(一)sktime
(二)pyts
https://zhuanlan.zhihu.com/p/272691705
今天搜索shapelets方面代码的时候看到了这样一个库:pyts,他的GitHub仓库地址是:https://github.com/johannfaouzi/pyts。在他的仓库readme下还放了介绍这个库的论文: 《pyts: A Python Package for Time Series Classification》,于是我来阅读一下。 挑主要的说:
首先这个库依赖:numpy,scipy,scikit-learn,joblib还有numba库。 其中,joblib的作用是running Python functions as pipeline jobs。 numba的作用是:Numbacompiled numerical algorithms in Python can reach the speeds of C or FORTRAN.
为了计算的效率,pyts库应用的绝大部分算法仅仅针对等长的时间序列。需要注意的是,库里的dtw算法及其变种是支持变长的时间序列的。 For computational efficiency, most algorithms implemented in pyts can only deal with data sets of equal-length time series. pyts支持单变量和多变量时间序列数据集。
上图是pyts支持的各种算法(后续在GitHub里还有更新)。
论文很简短,下面看一下怎么使用这个库。 首先,中文博客里面对pyts库的应用我所见到的仅有一个——把时间序列转化为图片【1】。那这里我来写一个如何调用它的shapelets吧。 阅读官方关于shapelets文档【2】,直接看一个示例:
from pyts.classification import LearningShapelets
from pyts.datasets import load_gunpoint
X_train, X_test, y_train, y_test = load_gunpoint(return_X_y=True)

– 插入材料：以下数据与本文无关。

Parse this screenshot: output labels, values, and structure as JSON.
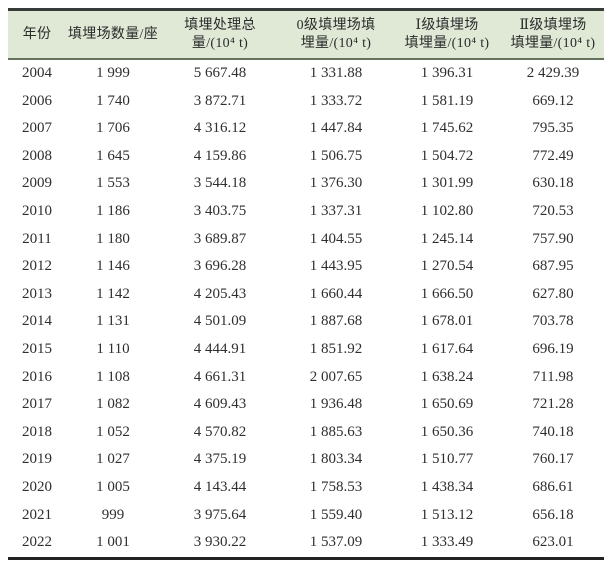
{
  "colors": {
    "header_bg": "#dfe9d6",
    "top_border": "#383c38",
    "bottom_border": "#222222",
    "header_divider": "#66735c",
    "text": "#2b2b2b"
  },
  "table": {
    "columns": [
      {
        "id": "year",
        "label": "年份",
        "lines": [
          "年份"
        ]
      },
      {
        "id": "landfill-count",
        "label": "填埋场数量/座",
        "lines": [
          "填埋场数量/座"
        ]
      },
      {
        "id": "total-landfill-amount",
        "label": "填埋处理总量/(10⁴ t)",
        "lines": [
          "填埋处理总",
          "量/(10⁴ t)"
        ]
      },
      {
        "id": "grade0-landfill-amount",
        "label": "0级填埋场填埋量/(10⁴ t)",
        "lines": [
          "0级填埋场填",
          "埋量/(10⁴ t)"
        ]
      },
      {
        "id": "grade1-landfill-amount",
        "label": "Ⅰ级填埋场填埋量/(10⁴ t)",
        "lines": [
          "Ⅰ级填埋场",
          "填埋量/(10⁴ t)"
        ]
      },
      {
        "id": "grade2-landfill-amount",
        "label": "Ⅱ级填埋场填埋量/(10⁴ t)",
        "lines": [
          "Ⅱ级填埋场",
          "填埋量/(10⁴ t)"
        ]
      }
    ],
    "rows": [
      [
        "2004",
        "1 999",
        "5 667.48",
        "1 331.88",
        "1 396.31",
        "2 429.39"
      ],
      [
        "2006",
        "1 740",
        "3 872.71",
        "1 333.72",
        "1 581.19",
        "669.12"
      ],
      [
        "2007",
        "1 706",
        "4 316.12",
        "1 447.84",
        "1 745.62",
        "795.35"
      ],
      [
        "2008",
        "1 645",
        "4 159.86",
        "1 506.75",
        "1 504.72",
        "772.49"
      ],
      [
        "2009",
        "1 553",
        "3 544.18",
        "1 376.30",
        "1 301.99",
        "630.18"
      ],
      [
        "2010",
        "1 186",
        "3 403.75",
        "1 337.31",
        "1 102.80",
        "720.53"
      ],
      [
        "2011",
        "1 180",
        "3 689.87",
        "1 404.55",
        "1 245.14",
        "757.90"
      ],
      [
        "2012",
        "1 146",
        "3 696.28",
        "1 443.95",
        "1 270.54",
        "687.95"
      ],
      [
        "2013",
        "1 142",
        "4 205.43",
        "1 660.44",
        "1 666.50",
        "627.80"
      ],
      [
        "2014",
        "1 131",
        "4 501.09",
        "1 887.68",
        "1 678.01",
        "703.78"
      ],
      [
        "2015",
        "1 110",
        "4 444.91",
        "1 851.92",
        "1 617.64",
        "696.19"
      ],
      [
        "2016",
        "1 108",
        "4 661.31",
        "2 007.65",
        "1 638.24",
        "711.98"
      ],
      [
        "2017",
        "1 082",
        "4 609.43",
        "1 936.48",
        "1 650.69",
        "721.28"
      ],
      [
        "2018",
        "1 052",
        "4 570.82",
        "1 885.63",
        "1 650.36",
        "740.18"
      ],
      [
        "2019",
        "1 027",
        "4 375.19",
        "1 803.34",
        "1 510.77",
        "760.17"
      ],
      [
        "2020",
        "1 005",
        "4 143.44",
        "1 758.53",
        "1 438.34",
        "686.61"
      ],
      [
        "2021",
        "999",
        "3 975.64",
        "1 559.40",
        "1 513.12",
        "656.18"
      ],
      [
        "2022",
        "1 001",
        "3 930.22",
        "1 537.09",
        "1 333.49",
        "623.01"
      ]
    ]
  },
  "chart_data": {
    "type": "table",
    "title": "",
    "columns": [
      "年份",
      "填埋场数量/座",
      "填埋处理总量/(10⁴ t)",
      "0级填埋场填埋量/(10⁴ t)",
      "Ⅰ级填埋场填埋量/(10⁴ t)",
      "Ⅱ级填埋场填埋量/(10⁴ t)"
    ],
    "years": [
      2004,
      2006,
      2007,
      2008,
      2009,
      2010,
      2011,
      2012,
      2013,
      2014,
      2015,
      2016,
      2017,
      2018,
      2019,
      2020,
      2021,
      2022
    ],
    "series": [
      {
        "name": "填埋场数量/座",
        "values": [
          1999,
          1740,
          1706,
          1645,
          1553,
          1186,
          1180,
          1146,
          1142,
          1131,
          1110,
          1108,
          1082,
          1052,
          1027,
          1005,
          999,
          1001
        ]
      },
      {
        "name": "填埋处理总量/(10⁴ t)",
        "values": [
          5667.48,
          3872.71,
          4316.12,
          4159.86,
          3544.18,
          3403.75,
          3689.87,
          3696.28,
          4205.43,
          4501.09,
          4444.91,
          4661.31,
          4609.43,
          4570.82,
          4375.19,
          4143.44,
          3975.64,
          3930.22
        ]
      },
      {
        "name": "0级填埋场填埋量/(10⁴ t)",
        "values": [
          1331.88,
          1333.72,
          1447.84,
          1506.75,
          1376.3,
          1337.31,
          1404.55,
          1443.95,
          1660.44,
          1887.68,
          1851.92,
          2007.65,
          1936.48,
          1885.63,
          1803.34,
          1758.53,
          1559.4,
          1537.09
        ]
      },
      {
        "name": "Ⅰ级填埋场填埋量/(10⁴ t)",
        "values": [
          1396.31,
          1581.19,
          1745.62,
          1504.72,
          1301.99,
          1102.8,
          1245.14,
          1270.54,
          1666.5,
          1678.01,
          1617.64,
          1638.24,
          1650.69,
          1650.36,
          1510.77,
          1438.34,
          1513.12,
          1333.49
        ]
      },
      {
        "name": "Ⅱ级填埋场填埋量/(10⁴ t)",
        "values": [
          2429.39,
          669.12,
          795.35,
          772.49,
          630.18,
          720.53,
          757.9,
          687.95,
          627.8,
          703.78,
          696.19,
          711.98,
          721.28,
          740.18,
          760.17,
          686.61,
          656.18,
          623.01
        ]
      }
    ]
  }
}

clf = LearningShapelets(random_state=42, tol=0.01)
clf.fit(X_train, y_train)
print(clf.score(X_test, y_test))
这里可以通过clf.shapelets_来获取学习到的shapelets。在文档里,提到shapelets的shape为: array shape = (n_tasks, n_shapelets) n_shapelets是个啥呢?应该是指shapelets的个数。如果想要获取某个shapelets。语法是这样的:
shapelets = np.asarray([clf.shapelets_[0, -9], clf.shapelets_[0, -12]])
这个意思是说,我从训练好的shapelets中获取倒数第九个和倒数第12个。 还有一份代码:
import matplotlib.pyplot as plt
import numpy as np
from pyts.classification import LearningShapelets
from pyts.datasets import load_gunpoint
from pyts.utils import windowed_view
# Load the data set and fit the classifier
X, _, y, _ = load_gunpoint(return_X_y=True)

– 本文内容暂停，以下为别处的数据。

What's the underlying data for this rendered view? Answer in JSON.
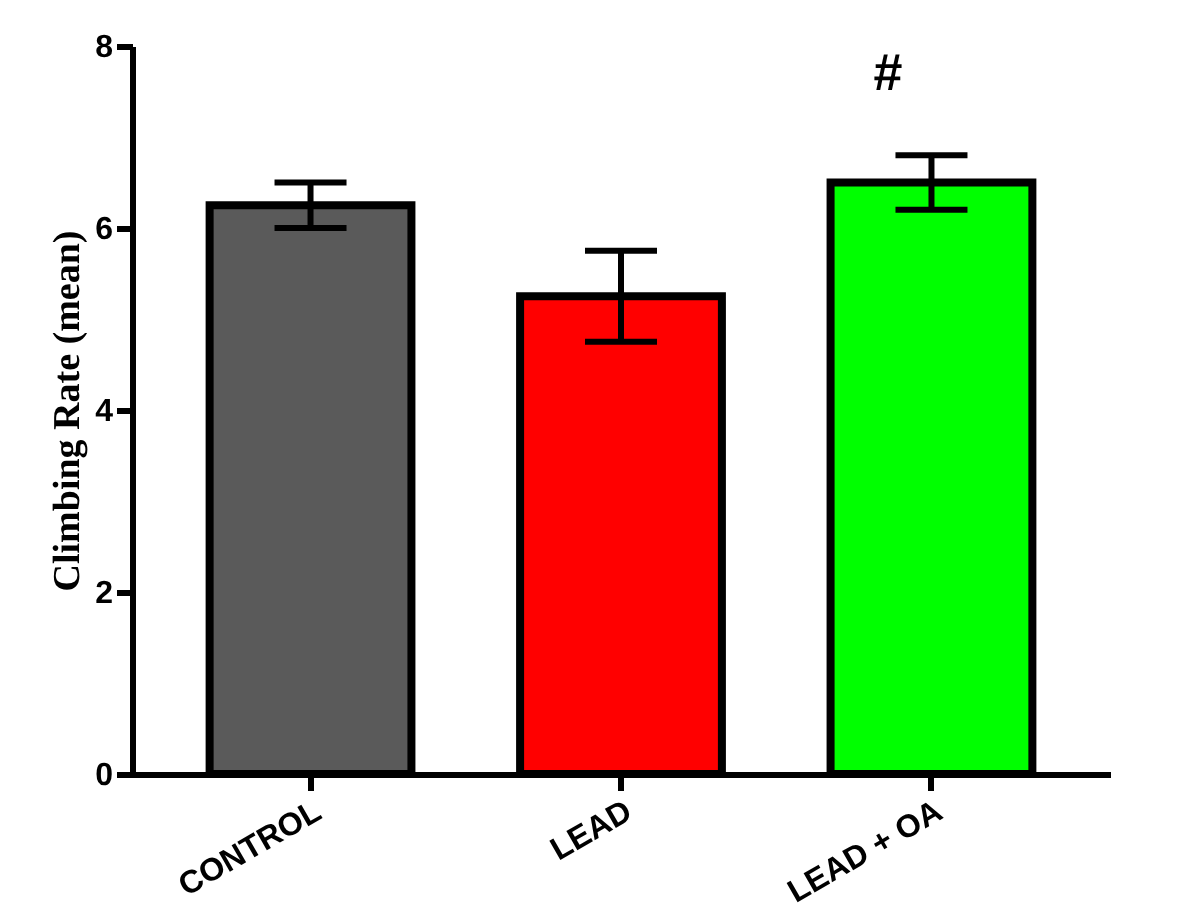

clf = LearningShapelets(random_state=42, tol=0.01)
clf.fit(X, y)
# Select two shapelets
shapelets = np.asarray([clf.shapelets_[0, -9], clf.shapelets_[0, -12]])
# Derive the distances between the time series and the shapelets
shapelet_size = shapelets.shape[1]
X_window = windowed_view(X, window_size=shapelet_size, window_step=1)
X_dist = np.mean(
(X_window[:, :, None] - shapelets[None, :]) ** 2, axis=3).min(axis=1)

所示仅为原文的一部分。